A growing mid-region is not just a problem in the United States. It is an obstacle faced by men all over the world. It can be attributed to lifestyle choices, like irregular and unhealthy eating patterns, and little or no exercise whatsoever. Abdominal exercises help greatly to tackle this issue. They work not just on the stomach or core muscles, but also the hip and lower back muscles. Although there is a predominant shift towards working with a lot of weights, you will find that the most effective workouts are the ones which use little or no weights, apart from the body weight.
Effective Ab Workouts
Among abdominal exercises, the sit-up is a very popular form of workout. This helps to tone and strengthen the upper, lower, and the middle abs. 10 to 15 minutes of exercise every alternate day is sufficient to see results.
Bicycle Crunch
This exercise works all parts of the abdomen, and is, therefore, very good for the abdominal muscles. Lie on your back and extend both your legs out straight.
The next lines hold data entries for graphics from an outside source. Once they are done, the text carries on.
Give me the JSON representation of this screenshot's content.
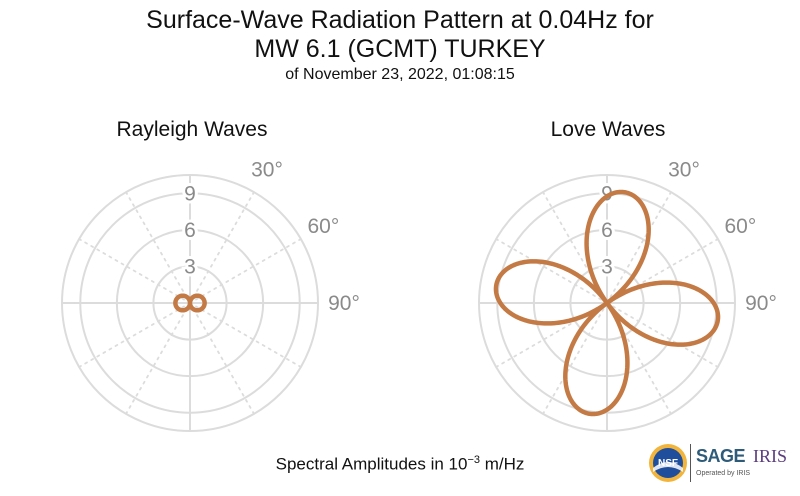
{
  "title": {
    "line1": "Surface-Wave Radiation Pattern at 0.04Hz for",
    "line2": "MW 6.1 (GCMT) TURKEY",
    "subtitle": "of November 23, 2022, 01:08:15"
  },
  "footer": {
    "text": "Spectral Amplitudes in 10",
    "exponent": "−3",
    "unit": " m/Hz"
  },
  "logos": {
    "nsf": "NSF",
    "sage": "SAGE",
    "iris": "IRIS",
    "operated": "Operated by IRIS"
  },
  "colors": {
    "pattern": "#c47a45",
    "grid": "#dcdcdc",
    "tick_text": "#8a8a8a"
  },
  "chart_data": [
    {
      "type": "polar",
      "title": "Rayleigh Waves",
      "r_ticks": [
        "3",
        "6",
        "9"
      ],
      "r_max": 10.5,
      "angle_ticks": [
        "30°",
        "60°",
        "90°"
      ],
      "direction": "clockwise-from-north",
      "grid": true,
      "pattern": {
        "kind": "lobes",
        "n_lobes": 2,
        "peak_amplitude": 1.2,
        "peak_azimuth_deg": 90
      }
    },
    {
      "type": "polar",
      "title": "Love Waves",
      "r_ticks": [
        "3",
        "6",
        "9"
      ],
      "r_max": 10.5,
      "angle_ticks": [
        "30°",
        "60°",
        "90°"
      ],
      "direction": "clockwise-from-north",
      "grid": true,
      "pattern": {
        "kind": "lobes",
        "n_lobes": 4,
        "peak_amplitude": 9.2,
        "peak_azimuth_deg": 9
      }
    }
  ]
}
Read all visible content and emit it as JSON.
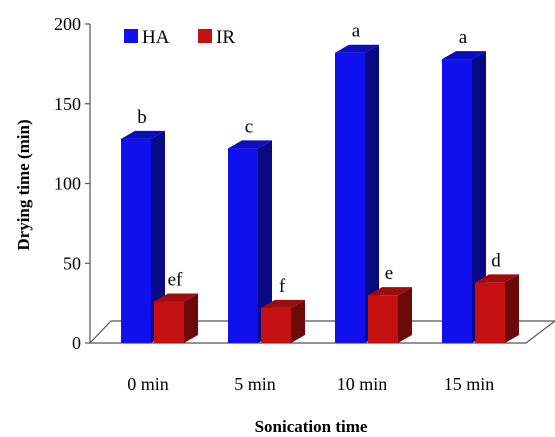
{
  "chart_data": {
    "type": "bar",
    "title": "",
    "xlabel": "Sonication time",
    "ylabel": "Drying time (min)",
    "categories": [
      "0 min",
      "5 min",
      "10 min",
      "15 min"
    ],
    "ylim": [
      0,
      200
    ],
    "yticks": [
      "0",
      "50",
      "100",
      "150",
      "200"
    ],
    "grid": false,
    "legend_position": "top-left",
    "style": "3d-column",
    "series": [
      {
        "name": "HA",
        "color": "#1010ee",
        "values": [
          128,
          122,
          182,
          178
        ],
        "labels": [
          "b",
          "c",
          "a",
          "a"
        ]
      },
      {
        "name": "IR",
        "color": "#c41010",
        "values": [
          26,
          22,
          30,
          38
        ],
        "labels": [
          "ef",
          "f",
          "e",
          "d"
        ]
      }
    ]
  }
}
Place your hands behind your head, so that your neck is well supported. Now lift your upper body off the floor. Fold the right leg and bring it in towards the chest; try to touch the left elbow to the right knee. Then gradually extend the right leg out and fold the left leg in. This time try to touch the right elbow to the left knee. While doing this, your legs and shoulders should remain elevated from the floor. Repeat this 10 to 12 times with each leg.
Leg Pull-ins
Sit on the floor such that your legs are bent, and your feet are placed in front of you. Place your hands behind you. Balance your weight on your hands as you lift your feet off the floor. Now bring your knees closer to your chest, and then extend them straight in front of you without touching the floor. Repeat this 12 to 15 times before you touch your feet back down.
Plank Pose
Lie on the floor on your stomach. Place your palms on the floor, exactly below your shoulder, such that if a person is standing above you, he should not be able to see your hands. Now lift your chest, stomach, and thighs off the floor. Balance your weight on your hands and toes. Ensure that your core does not drop down to the floor. Hold the position for 15 to 20 counts, slowly come down, then repeat the pose.
V Crunch
Lie on your back and lift your legs off the floor, such that they are perpendicular to it. Now place your hands behind your head and lift your shoulder off the floor. Try to get the torso closer to your legs. Slowly come back down, but do not touch the shoulder to the floor, and come back up again. When you are doing this exercise make sure you do not move your legs. Repeat it 12 to 15 times.
Scissors
To do this exercise, lie on your back and place your hands next your body. Extend your legs out straight. Gradually lift your legs 8 to 10 inches off the floor and cross the legs once; release the cross immediately. Now lift your legs up in the air, so that they are perpendicular to the floor. Cross the legs in the opposite side, release the crossing immediately, and lower the legs. However, do not touch the floor. Repeat the exercise 12 to 15 times.
Along with these ab exercises, it is also important to include some cardiovascular workouts in your daily routine. Before you do these, it is important that you do some warm up exercises to prevent any kind of injury. Proper nutrition is also required to obtain the best results.